| Mt 16, 13-20 |
A la hora de identificar a alguien, nos surgen muchas dudas. Y, también, surgirán muchas opiniones.
La gente que lo conoce dará una opinión con la que podemos estar o no de acuerdo. Otros, que están más cerca, tendrán la suya propia, y otra será la que sale de lo más profundo de su corazón.
¿Con cuál de las tres me quedo? —preguntó Manuel a los tertulianos.
Tras un breve silencio, Pedro levantó la mano y respondió:
—Lo que dicen los demás puede orientarte, pero nada sustituye a la experiencia personal».
Manuel lo miró con cierta duda y comentó:
—Estoy del todo de acuerdo en que la opinión más válida e importante es la tuya propia…
Hizo una pausa y añadió:
—Pero la verdadera respuesta nace del encuentro personal desde la buena intención, pero también de la escucha, de la fe y de la búsqueda de la verdad… Si es consecuencia de la capacidad persuasiva de lo que piensan otros, tu opinión está manipulada y carece de valor.

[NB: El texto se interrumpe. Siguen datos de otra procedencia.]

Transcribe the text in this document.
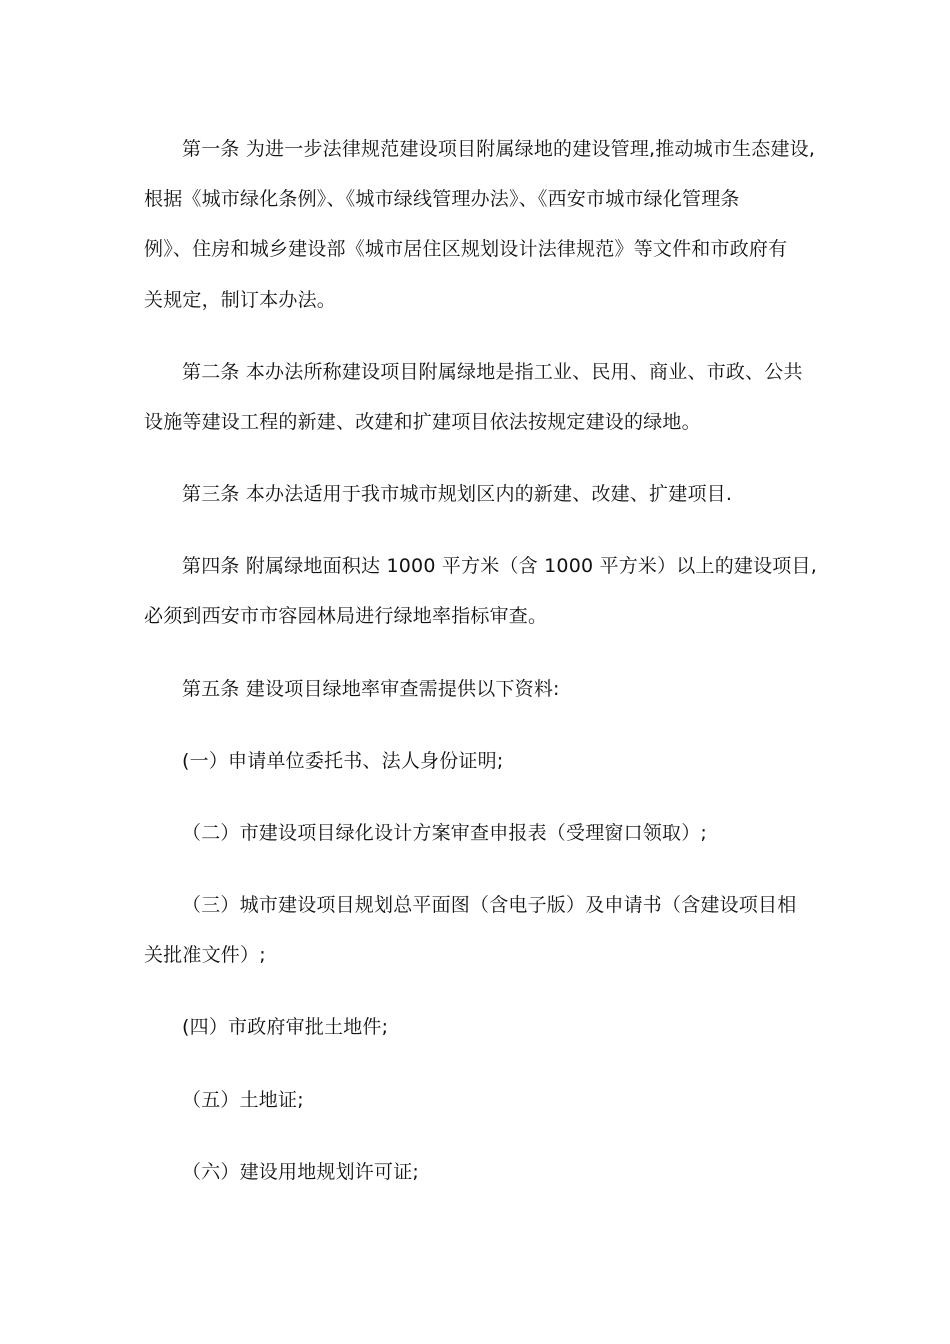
第一条 为进一步法律规范建设项目附属绿地的建设管理,推动城市生态建设,
根据《城市绿化条例》、《城市绿线管理办法》、《西安市城市绿化管理条
例》、住房和城乡建设部《城市居住区规划设计法律规范》等文件和市政府有
关规定，制订本办法。
第二条 本办法所称建设项目附属绿地是指工业、民用、商业、市政、公共
设施等建设工程的新建、改建和扩建项目依法按规定建设的绿地。
第三条 本办法适用于我市城市规划区内的新建、改建、扩建项目.
第四条 附属绿地面积达 1000 平方米（含 1000 平方米）以上的建设项目,
必须到西安市市容园林局进行绿地率指标审查。
第五条 建设项目绿地率审查需提供以下资料:
(一）申请单位委托书、法人身份证明;
（二）市建设项目绿化设计方案审查申报表（受理窗口领取）;
（三）城市建设项目规划总平面图（含电子版）及申请书（含建设项目相
关批准文件）;
(四）市政府审批土地件;
（五）土地证;
（六）建设用地规划许可证;
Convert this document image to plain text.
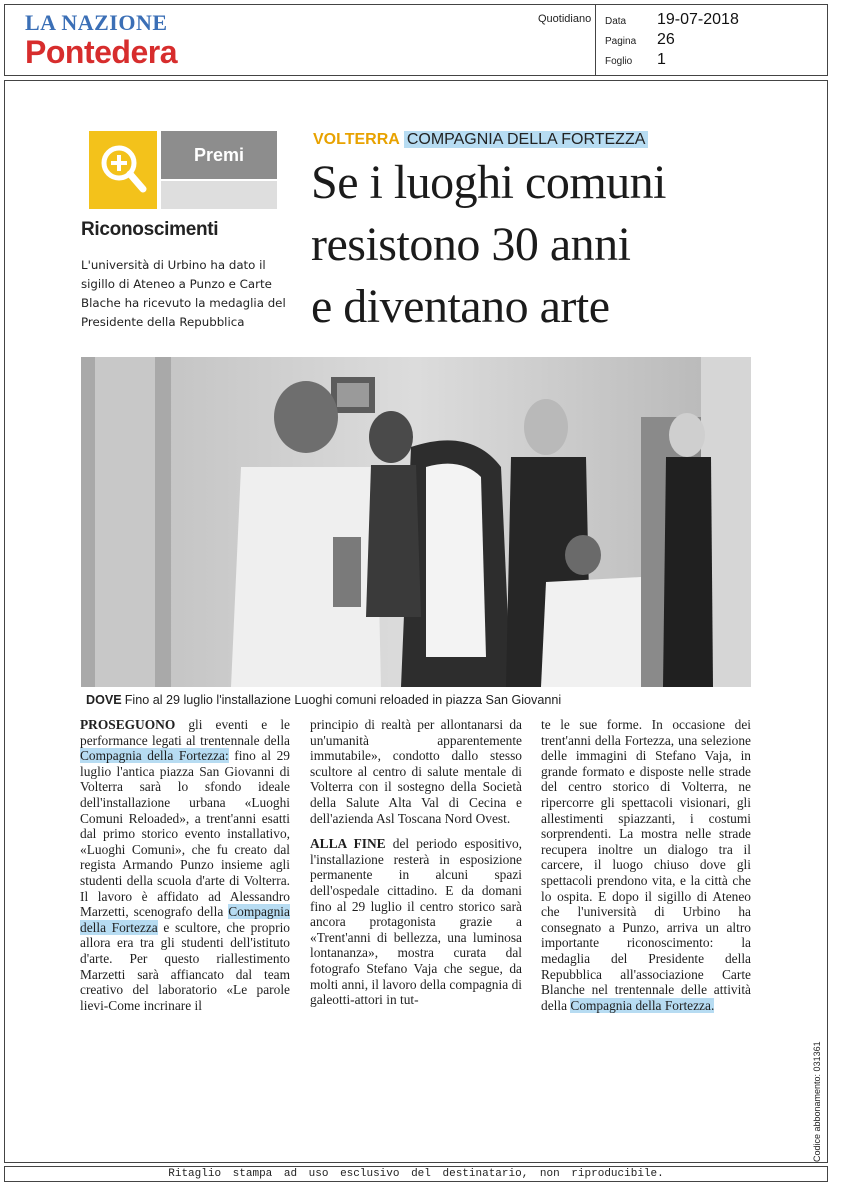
LA NAZIONE
Pontedera
Quotidiano Data	19-07-2018
Pagina	26
Foglio	1
Premi
Riconoscimenti
L'università di Urbino ha dato il sigillo di Ateneo a Punzo e Carte Blache ha ricevuto la medaglia del Presidente della Repubblica
VOLTERRA COMPAGNIA DELLA FORTEZZA
Se i luoghi comuni
resistono 30 anni
e diventano arte
DOVE Fino al 29 luglio l'installazione Luoghi comuni reloaded in piazza San Giovanni
PROSEGUONO gli eventi e le performance legati al trentennale della Compagnia della Fortezza: fino al 29 luglio l'antica piazza San Giovanni di Volterra sarà lo sfondo ideale dell'installazione urbana «Luoghi Comuni Reloaded», a trent'anni esatti dal primo storico evento installativo, «Luoghi Comuni», che fu creato dal regista Armando Punzo insieme agli studenti della scuola d'arte di Volterra. Il lavoro è affidato ad Alessandro Marzetti, scenografo della Compagnia della Fortezza e scultore, che proprio allora era tra gli studenti dell'istituto d'arte. Per questo riallestimento Marzetti sarà affiancato dal team creativo del laboratorio «Le parole lievi-Come incrinare il
principio di realtà per allontanarsi da un'umanità apparentemente immutabile», condotto dallo stesso scultore al centro di salute mentale di Volterra con il sostegno della Società della Salute Alta Val di Cecina e dell'azienda Asl Toscana Nord Ovest.
ALLA FINE del periodo espositivo, l'installazione resterà in esposizione permanente in alcuni spazi dell'ospedale cittadino. E da domani fino al 29 luglio il centro storico sarà ancora protagonista grazie a «Trent'anni di bellezza, una luminosa lontananza», mostra curata dal fotografo Stefano Vaja che segue, da molti anni, il lavoro della compagnia di galeotti-attori in tut-
te le sue forme. In occasione dei trent'anni della Fortezza, una selezione delle immagini di Stefano Vaja, in grande formato e disposte nelle strade del centro storico di Volterra, ne ripercorre gli spettacoli visionari, gli allestimenti spiazzanti, i costumi sorprendenti. La mostra nelle strade recupera inoltre un dialogo tra il carcere, il luogo chiuso dove gli spettacoli prendono vita, e la città che lo ospita. E dopo il sigillo di Ateneo che l'università di Urbino ha consegnato a Punzo, arriva un altro importante riconoscimento: la medaglia del Presidente della Repubblica all'associazione Carte Blanche nel trentennale delle attività della Compagnia della Fortezza.
Codice abbonamento: 031361
Ritaglio stampa ad uso esclusivo del destinatario, non riproducibile.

Muchos hicieron un gesto aprobando lo que Manuel había dicho. Sin embargo, otros mostraban su disconformidad. Había opiniones de todos los gustos.
Manuel tomó en las manos la Biblia, la abrió por Mt 16, 13-20, y sin más, leyó:
—Llegado Jesús a la región de Cesarea de Filipo, hizo esta pregunta a sus discípulos: «¿Quién dicen los hombres que es el Hijo del hombre?» Ellos dijeron: «Unos, que Juan el Bautista; otros, que Elías; otros, que Jeremías o uno de los profetas».

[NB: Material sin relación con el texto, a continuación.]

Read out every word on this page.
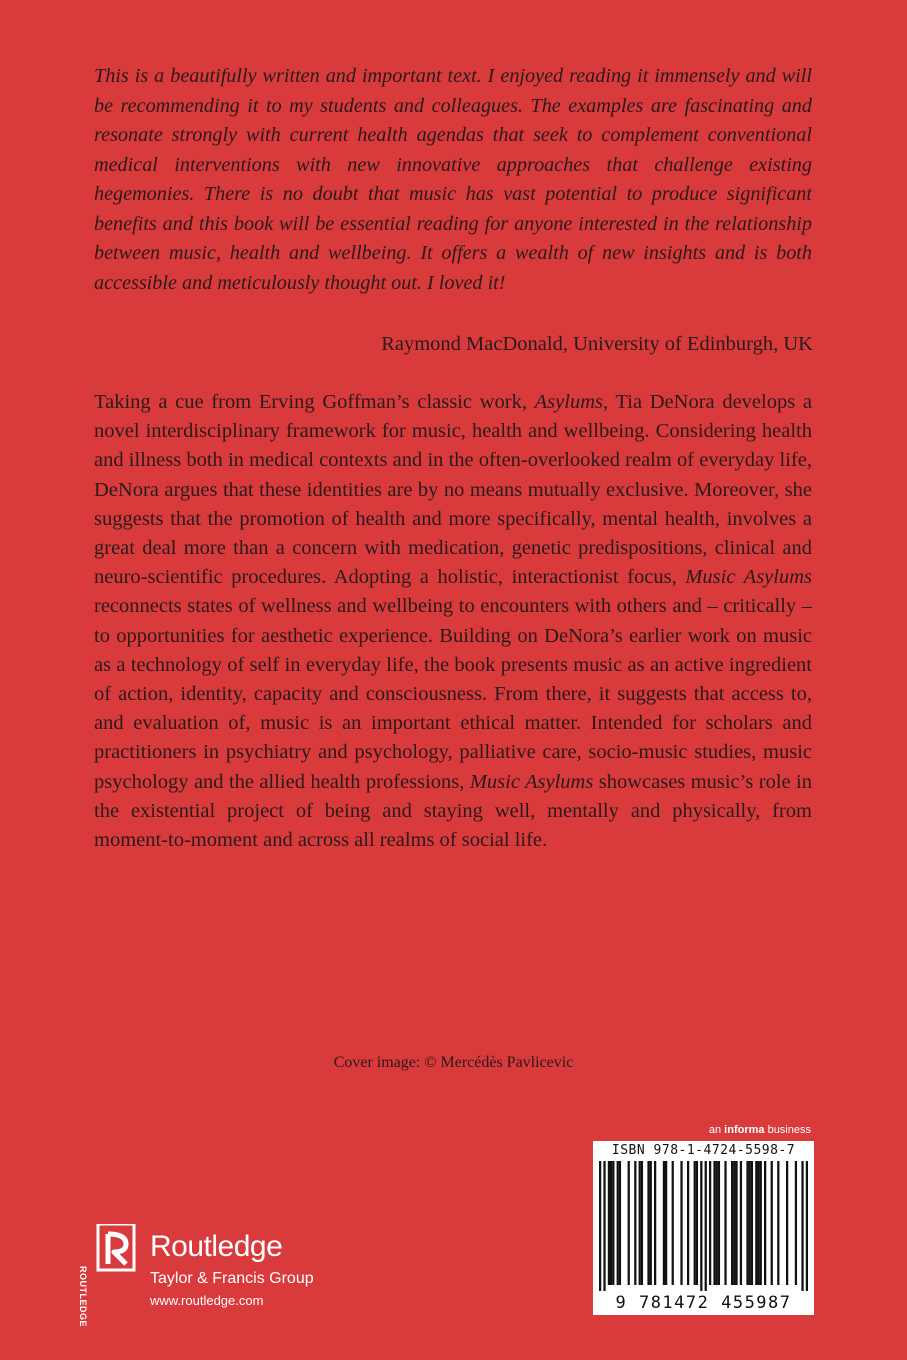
This is a beautifully written and important text. I enjoyed reading it immensely and will be recommending it to my students and colleagues. The examples are fascinating and resonate strongly with current health agendas that seek to complement conventional medical interventions with new innovative approaches that challenge existing hegemonies. There is no doubt that music has vast potential to produce significant benefits and this book will be essential reading for anyone interested in the relationship between music, health and wellbeing. It offers a wealth of new insights and is both accessible and meticulously thought out. I loved it!

Raymond MacDonald, University of Edinburgh, UK

Taking a cue from Erving Goffman’s classic work, Asylums, Tia DeNora develops a novel interdisciplinary framework for music, health and wellbeing. Considering health and illness both in medical contexts and in the often-overlooked realm of everyday life, DeNora argues that these identities are by no means mutually exclusive. Moreover, she suggests that the promotion of health and more specifically, mental health, involves a great deal more than a concern with medication, genetic predispositions, clinical and neuro-scientific procedures. Adopting a holistic, interactionist focus, Music Asylums reconnects states of wellness and wellbeing to encounters with others and – critically – to opportunities for aesthetic experience. Building on DeNora’s earlier work on music as a technology of self in everyday life, the book presents music as an active ingredient of action, identity, capacity and consciousness. From there, it suggests that access to, and evaluation of, music is an important ethical matter. Intended for scholars and practitioners in psychiatry and psychology, palliative care, socio-music studies, music psychology and the allied health professions, Music Asylums showcases music’s role in the existential project of being and staying well, mentally and physically, from moment-to-moment and across all realms of social life.

Cover image: © Mercédès Pavlicevic
an informa business
ISBN 978-1-4724-5598-7
9 781472 455987
ROUTLEDGE
Routledge
Taylor & Francis Group
www.routledge.com
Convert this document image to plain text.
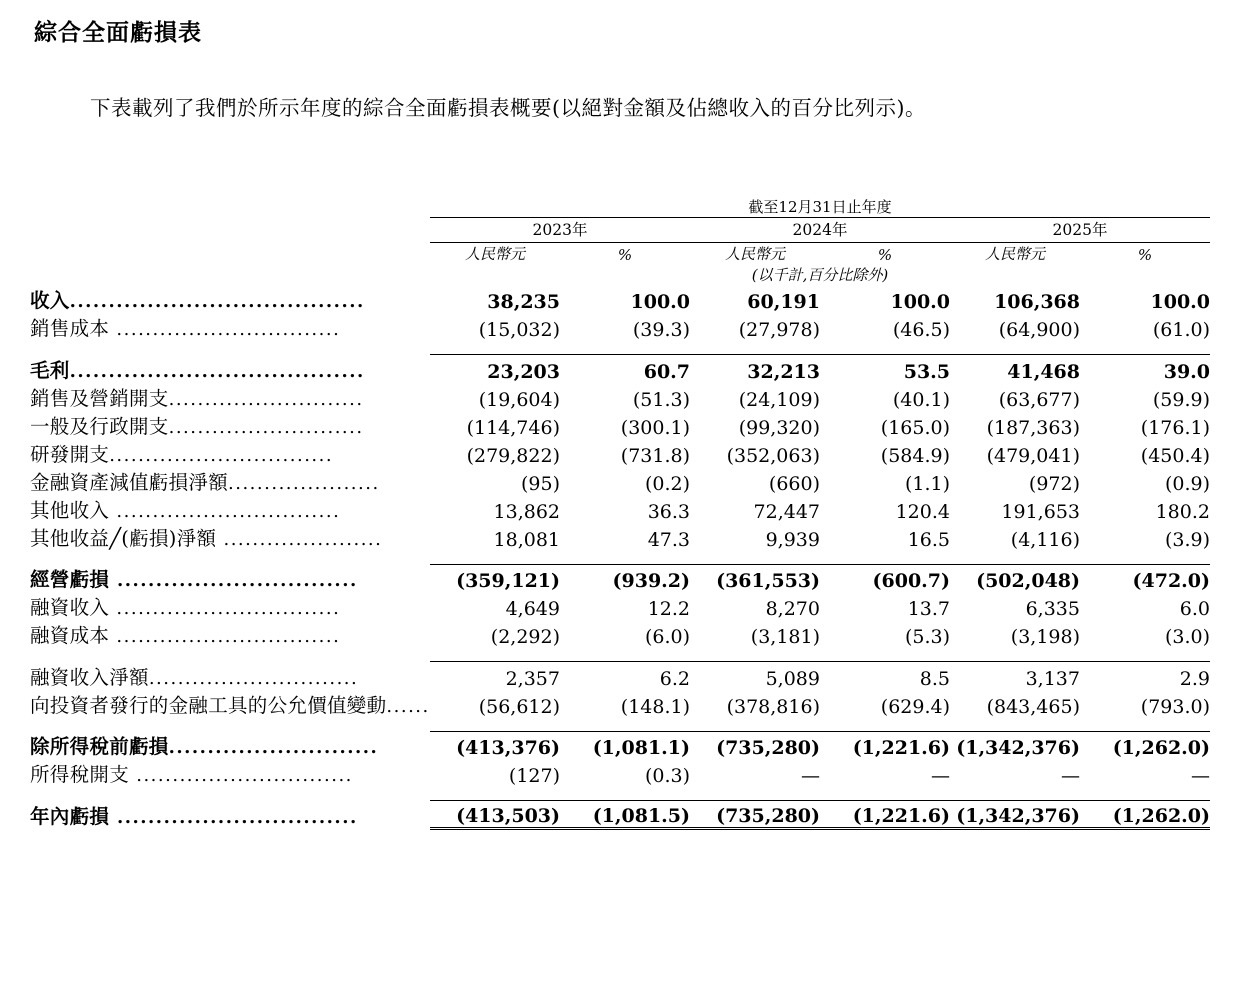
綜合全面虧損表
下表載列了我們於所示年度的綜合全面虧損表概要(以絕對金額及佔總收入的百分比列示)。
	截至12月31日止年度					
	2023年		2024年		2025年	

	人民幣元	%	人民幣元	%	人民幣元	%
			(以千計,百分比除外)			
收入......................................	38,235	100.0	60,191	100.0	106,368	100.0
銷售成本 ...............................	(15,032)	(39.3)	(27,978)	(46.5)	(64,900)	(61.0)

毛利......................................	23,203	60.7	32,213	53.5	41,468	39.0
銷售及營銷開支...........................	(19,604)	(51.3)	(24,109)	(40.1)	(63,677)	(59.9)
一般及行政開支...........................	(114,746)	(300.1)	(99,320)	(165.0)	(187,363)	(176.1)
研發開支...............................	(279,822)	(731.8)	(352,063)	(584.9)	(479,041)	(450.4)
金融資產減值虧損淨額.....................	(95)	(0.2)	(660)	(1.1)	(972)	(0.9)
其他收入 ...............................	13,862	36.3	72,447	120.4	191,653	180.2
其他收益╱(虧損)淨額 ......................	18,081	47.3	9,939	16.5	(4,116)	(3.9)

經營虧損 ...............................	(359,121)	(939.2)	(361,553)	(600.7)	(502,048)	(472.0)
融資收入 ...............................	4,649	12.2	8,270	13.7	6,335	6.0
融資成本 ...............................	(2,292)	(6.0)	(3,181)	(5.3)	(3,198)	(3.0)

融資收入淨額.............................	2,357	6.2	5,089	8.5	3,137	2.9
向投資者發行的金融工具的公允價值變動......	(56,612)	(148.1)	(378,816)	(629.4)	(843,465)	(793.0)

除所得稅前虧損...........................	(413,376)	(1,081.1)	(735,280)	(1,221.6)	(1,342,376)	(1,262.0)
所得稅開支 ..............................	(127)	(0.3)	—	—	—	—

年內虧損 ...............................	(413,503)	(1,081.5)	(735,280)	(1,221.6)	(1,342,376)	(1,262.0)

Hizo una breve pausa, los miró con ternura y siguió:
—Él les dijo: «Y vosotros, ¿quién decís que soy yo?» Simón Pedro contestó: «Tú eres el Cristo, el Hijo de Dios vivo». Replicando Jesús le dijo: «Bienaventurado eres, Simón, hijo de Jonás, porque no te ha revelado esto la carne ni la sangre, sino mi Padre que está en los cielos.
Guardó unos segundos de silencio y con voz firme y despacio, dijo:
—Y yo a mi vez te digo que tú eres Pedro, y sobre esta piedra edificaré mi Iglesia, y las puertas del Hades no prevalecerán contra ella. A ti te daré las llaves del Reino de los Cielos; y lo que ates en la tierra quedará atado en los cielos, y lo que desates en la tierra quedará desatado en los cielos».
Se les quedó fijamente mirándolos, y concluyó:
—Entonces mandó a sus discípulos que no dijesen a nadie que Él era el Cristo.
La cuestión es que cada cual se plantee y busque su opinión desde una experiencia personal venida de su quehacer cotidiano: el trabajo, la familia, los problemas de salud, el tráfico, la escuela, los servicios sanitarios, etc. Pero, siempre apoyado y abierto a la acción del Espíritu Santo.
Confesar que Jesús es el Mesías, el Hijo de Dios vivo, cambia el rumbo de nuestra vida.